CBO backs up Treasury’s Nov. 5 debt limit deadline
The Congressional Budget Office gave credence Wednesday to the Nov. 5 debt-limit deadline set by the Treasury Department, saying the government will likely not be able to pay all its bills some time in the first half of November.
The independent CBO’s report bolsters the deadline set by Treasury Secretary Jack Lew, who told lawmakers at the beginning of October that he would run out of accounting tricks to stay under the borrowing cap on Nov. 5, leaving the government just its cash on hand to pay bills, which Lew warned would go quickly.
When Lew set that deadline, several Republicans expressed skepticism about the timing. Previous estimates from in and outside the government had projected the government would likely need a boost to the $18.1 trillion borrowing cap sometime later in November, or perhaps even December.
Given the turmoil among House Republicans, some wondered if the earlier deadline was meant to nudge outgoing Speaker John Boehner (R-Ohio) to deal with the debt limit before he steps down at the end of the month. The CBO said it was releasing the report “in response to congressional interest.”
But the Treasury said its tax receipts had come in lower than expected and some investments in military trust funds were higher than anticipated. As a result, the government was facing a cash crunch sooner than anticipated, giving Congress just a few weeks to hammer out a debt-limit deal.
Furthermore, Lew’s deadline established when the Treasury would have exhausted its “extraordinary measures” to maneuver beneath the debt limit, not when it would miss a payment. After Nov. 5, Lew warned, the government would be at risk for missing a payment in the near future, given that only existing cash reserves would be available.

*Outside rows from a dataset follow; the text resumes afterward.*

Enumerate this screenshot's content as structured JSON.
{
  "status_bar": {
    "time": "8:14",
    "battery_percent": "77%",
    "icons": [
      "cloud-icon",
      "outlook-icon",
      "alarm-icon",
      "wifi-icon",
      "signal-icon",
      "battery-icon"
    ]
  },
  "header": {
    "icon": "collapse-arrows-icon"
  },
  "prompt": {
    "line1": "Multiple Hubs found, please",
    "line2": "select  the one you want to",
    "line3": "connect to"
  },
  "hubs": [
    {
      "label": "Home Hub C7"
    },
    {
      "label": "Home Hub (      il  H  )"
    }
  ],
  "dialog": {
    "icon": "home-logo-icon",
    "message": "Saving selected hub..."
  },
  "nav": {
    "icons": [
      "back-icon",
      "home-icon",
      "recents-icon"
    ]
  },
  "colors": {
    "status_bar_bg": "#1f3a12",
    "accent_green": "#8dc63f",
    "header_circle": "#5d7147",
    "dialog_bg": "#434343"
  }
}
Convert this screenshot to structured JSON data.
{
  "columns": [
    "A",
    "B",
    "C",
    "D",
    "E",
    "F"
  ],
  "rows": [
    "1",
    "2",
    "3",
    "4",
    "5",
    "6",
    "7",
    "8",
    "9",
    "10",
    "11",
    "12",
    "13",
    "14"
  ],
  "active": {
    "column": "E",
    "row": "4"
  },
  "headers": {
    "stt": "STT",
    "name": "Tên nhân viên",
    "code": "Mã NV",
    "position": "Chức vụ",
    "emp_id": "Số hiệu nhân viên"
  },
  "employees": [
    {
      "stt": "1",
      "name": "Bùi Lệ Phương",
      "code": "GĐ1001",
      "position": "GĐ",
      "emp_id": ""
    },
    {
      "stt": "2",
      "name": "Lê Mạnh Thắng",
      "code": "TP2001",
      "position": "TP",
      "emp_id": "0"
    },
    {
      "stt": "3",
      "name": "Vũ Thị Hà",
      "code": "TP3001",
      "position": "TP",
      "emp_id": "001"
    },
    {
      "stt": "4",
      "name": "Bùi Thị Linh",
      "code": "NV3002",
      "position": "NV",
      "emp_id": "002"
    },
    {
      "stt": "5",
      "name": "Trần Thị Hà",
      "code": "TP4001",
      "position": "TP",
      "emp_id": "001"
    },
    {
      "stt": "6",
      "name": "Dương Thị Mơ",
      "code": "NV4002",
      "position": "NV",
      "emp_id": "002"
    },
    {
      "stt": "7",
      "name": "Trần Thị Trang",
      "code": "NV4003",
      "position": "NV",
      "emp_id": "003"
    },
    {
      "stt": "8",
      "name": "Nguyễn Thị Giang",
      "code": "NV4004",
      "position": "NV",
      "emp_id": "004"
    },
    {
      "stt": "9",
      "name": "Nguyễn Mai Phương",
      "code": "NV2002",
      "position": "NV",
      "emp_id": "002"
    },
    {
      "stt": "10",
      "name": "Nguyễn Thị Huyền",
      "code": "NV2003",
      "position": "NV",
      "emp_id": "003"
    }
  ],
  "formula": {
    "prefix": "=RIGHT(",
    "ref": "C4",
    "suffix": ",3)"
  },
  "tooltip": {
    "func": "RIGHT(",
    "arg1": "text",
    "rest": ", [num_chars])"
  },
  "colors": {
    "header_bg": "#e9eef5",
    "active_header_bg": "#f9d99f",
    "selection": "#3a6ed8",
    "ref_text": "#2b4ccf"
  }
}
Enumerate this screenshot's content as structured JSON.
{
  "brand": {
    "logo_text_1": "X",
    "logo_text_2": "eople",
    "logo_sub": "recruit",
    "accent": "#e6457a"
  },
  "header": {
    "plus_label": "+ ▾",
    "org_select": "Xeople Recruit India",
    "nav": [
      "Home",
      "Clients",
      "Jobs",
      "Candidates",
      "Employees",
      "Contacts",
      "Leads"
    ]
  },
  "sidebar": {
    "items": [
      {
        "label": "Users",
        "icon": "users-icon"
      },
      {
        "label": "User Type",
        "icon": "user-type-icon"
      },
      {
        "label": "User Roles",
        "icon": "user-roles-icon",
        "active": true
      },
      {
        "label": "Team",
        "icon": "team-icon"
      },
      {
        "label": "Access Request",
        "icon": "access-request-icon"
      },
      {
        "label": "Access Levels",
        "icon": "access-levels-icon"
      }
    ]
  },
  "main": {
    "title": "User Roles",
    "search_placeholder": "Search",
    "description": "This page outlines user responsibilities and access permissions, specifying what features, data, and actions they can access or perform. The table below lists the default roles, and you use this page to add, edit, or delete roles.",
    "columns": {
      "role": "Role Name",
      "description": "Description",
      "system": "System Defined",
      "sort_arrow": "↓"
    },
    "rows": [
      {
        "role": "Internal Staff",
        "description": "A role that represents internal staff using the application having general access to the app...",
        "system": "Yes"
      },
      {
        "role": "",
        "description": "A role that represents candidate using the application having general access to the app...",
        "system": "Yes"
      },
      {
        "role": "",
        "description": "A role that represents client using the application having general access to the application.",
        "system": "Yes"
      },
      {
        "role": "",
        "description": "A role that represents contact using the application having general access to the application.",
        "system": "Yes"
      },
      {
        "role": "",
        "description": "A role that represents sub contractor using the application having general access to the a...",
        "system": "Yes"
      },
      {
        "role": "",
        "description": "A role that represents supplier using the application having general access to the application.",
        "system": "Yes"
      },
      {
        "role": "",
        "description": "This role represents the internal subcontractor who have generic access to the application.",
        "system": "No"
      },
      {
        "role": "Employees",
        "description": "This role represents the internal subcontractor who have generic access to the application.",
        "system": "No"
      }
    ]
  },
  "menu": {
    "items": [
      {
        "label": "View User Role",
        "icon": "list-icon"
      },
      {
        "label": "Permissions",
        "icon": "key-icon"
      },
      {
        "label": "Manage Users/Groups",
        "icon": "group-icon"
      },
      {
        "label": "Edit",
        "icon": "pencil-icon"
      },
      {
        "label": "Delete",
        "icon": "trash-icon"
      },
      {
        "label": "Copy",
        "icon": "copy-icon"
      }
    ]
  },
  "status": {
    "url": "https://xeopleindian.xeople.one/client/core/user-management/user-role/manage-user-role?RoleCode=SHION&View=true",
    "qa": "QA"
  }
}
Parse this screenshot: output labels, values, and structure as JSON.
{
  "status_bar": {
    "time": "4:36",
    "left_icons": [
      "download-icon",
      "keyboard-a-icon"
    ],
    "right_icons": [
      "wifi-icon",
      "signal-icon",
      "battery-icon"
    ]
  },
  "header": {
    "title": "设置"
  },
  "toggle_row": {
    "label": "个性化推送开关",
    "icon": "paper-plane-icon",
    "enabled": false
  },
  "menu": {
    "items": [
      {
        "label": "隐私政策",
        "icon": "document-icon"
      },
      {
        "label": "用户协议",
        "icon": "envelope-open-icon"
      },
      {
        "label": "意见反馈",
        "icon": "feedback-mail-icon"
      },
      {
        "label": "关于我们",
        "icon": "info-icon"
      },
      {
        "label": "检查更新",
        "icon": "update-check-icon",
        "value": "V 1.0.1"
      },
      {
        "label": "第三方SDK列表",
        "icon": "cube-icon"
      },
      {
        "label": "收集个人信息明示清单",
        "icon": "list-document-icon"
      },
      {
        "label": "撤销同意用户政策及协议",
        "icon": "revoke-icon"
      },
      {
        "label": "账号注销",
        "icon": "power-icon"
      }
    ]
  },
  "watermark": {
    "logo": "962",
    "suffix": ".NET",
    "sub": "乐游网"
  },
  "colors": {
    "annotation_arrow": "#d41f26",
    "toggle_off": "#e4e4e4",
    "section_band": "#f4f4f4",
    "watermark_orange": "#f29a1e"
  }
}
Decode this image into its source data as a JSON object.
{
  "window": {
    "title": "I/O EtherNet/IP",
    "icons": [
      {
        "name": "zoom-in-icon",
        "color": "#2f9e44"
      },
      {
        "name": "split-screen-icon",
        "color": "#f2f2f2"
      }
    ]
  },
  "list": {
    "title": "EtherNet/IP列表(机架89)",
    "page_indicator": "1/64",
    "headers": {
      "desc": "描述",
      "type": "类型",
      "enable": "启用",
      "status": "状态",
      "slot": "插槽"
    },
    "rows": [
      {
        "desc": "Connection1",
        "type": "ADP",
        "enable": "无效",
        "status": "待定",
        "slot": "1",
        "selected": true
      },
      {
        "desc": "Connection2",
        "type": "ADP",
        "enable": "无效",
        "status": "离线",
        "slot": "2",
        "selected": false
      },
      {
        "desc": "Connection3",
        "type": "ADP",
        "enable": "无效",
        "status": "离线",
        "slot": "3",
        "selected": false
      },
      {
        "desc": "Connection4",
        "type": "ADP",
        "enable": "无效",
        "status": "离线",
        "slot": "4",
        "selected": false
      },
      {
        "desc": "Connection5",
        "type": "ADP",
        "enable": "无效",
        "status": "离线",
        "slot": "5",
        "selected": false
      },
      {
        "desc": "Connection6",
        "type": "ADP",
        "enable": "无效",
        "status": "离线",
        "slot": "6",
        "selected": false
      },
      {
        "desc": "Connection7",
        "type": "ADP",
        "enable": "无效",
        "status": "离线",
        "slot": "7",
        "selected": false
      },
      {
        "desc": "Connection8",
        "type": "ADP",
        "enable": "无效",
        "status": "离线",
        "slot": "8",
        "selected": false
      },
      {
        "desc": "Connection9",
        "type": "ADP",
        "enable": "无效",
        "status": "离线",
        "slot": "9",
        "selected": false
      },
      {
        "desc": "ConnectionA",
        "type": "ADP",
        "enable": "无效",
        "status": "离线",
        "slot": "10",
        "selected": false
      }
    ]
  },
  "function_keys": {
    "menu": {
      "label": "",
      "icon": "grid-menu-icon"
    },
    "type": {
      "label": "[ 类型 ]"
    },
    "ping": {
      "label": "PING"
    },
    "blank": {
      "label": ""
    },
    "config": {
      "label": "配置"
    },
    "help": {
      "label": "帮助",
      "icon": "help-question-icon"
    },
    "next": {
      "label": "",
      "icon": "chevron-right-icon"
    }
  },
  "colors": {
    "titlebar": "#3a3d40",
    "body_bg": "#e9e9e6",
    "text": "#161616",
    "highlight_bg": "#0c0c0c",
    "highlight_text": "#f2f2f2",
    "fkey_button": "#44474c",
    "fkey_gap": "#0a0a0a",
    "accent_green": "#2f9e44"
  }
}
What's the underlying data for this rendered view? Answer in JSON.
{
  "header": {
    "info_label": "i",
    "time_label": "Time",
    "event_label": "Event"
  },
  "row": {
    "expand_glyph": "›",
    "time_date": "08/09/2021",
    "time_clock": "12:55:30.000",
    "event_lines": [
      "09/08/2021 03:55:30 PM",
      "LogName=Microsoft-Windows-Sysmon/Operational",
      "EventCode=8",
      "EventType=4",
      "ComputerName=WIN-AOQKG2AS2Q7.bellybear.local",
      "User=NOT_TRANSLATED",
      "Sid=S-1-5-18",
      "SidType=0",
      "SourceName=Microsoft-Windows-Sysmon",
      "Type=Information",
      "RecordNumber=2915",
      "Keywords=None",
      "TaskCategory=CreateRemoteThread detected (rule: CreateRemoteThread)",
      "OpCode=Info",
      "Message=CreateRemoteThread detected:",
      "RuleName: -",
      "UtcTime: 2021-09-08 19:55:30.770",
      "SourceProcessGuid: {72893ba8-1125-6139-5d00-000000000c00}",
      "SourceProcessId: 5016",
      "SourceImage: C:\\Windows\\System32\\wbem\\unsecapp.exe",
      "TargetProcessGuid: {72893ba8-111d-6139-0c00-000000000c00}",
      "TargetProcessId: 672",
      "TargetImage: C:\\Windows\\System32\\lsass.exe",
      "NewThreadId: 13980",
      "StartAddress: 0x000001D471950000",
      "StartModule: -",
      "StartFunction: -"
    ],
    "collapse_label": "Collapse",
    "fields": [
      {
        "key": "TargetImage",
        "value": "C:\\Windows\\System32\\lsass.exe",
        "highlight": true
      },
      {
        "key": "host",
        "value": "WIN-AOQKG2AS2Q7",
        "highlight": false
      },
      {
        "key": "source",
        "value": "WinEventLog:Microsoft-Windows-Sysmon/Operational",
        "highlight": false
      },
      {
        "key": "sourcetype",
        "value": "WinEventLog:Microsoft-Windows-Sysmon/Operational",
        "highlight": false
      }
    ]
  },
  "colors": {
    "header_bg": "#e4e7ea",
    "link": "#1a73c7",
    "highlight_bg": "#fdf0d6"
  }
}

The CBO’s new findings could tamp down speculation that Congress might have significantly more time to wrangle over the debt limit. And it could help increase the odds that Boehner will deal with the debt limit before leaving office.
And the CBO’s findings also agree with outside analysis. The Bipartisan Policy Center, which tracks the debt-limit deadline closely, has projected that the government will miss some sort of government payment between Nov. 10 and 19 without additional borrowing room.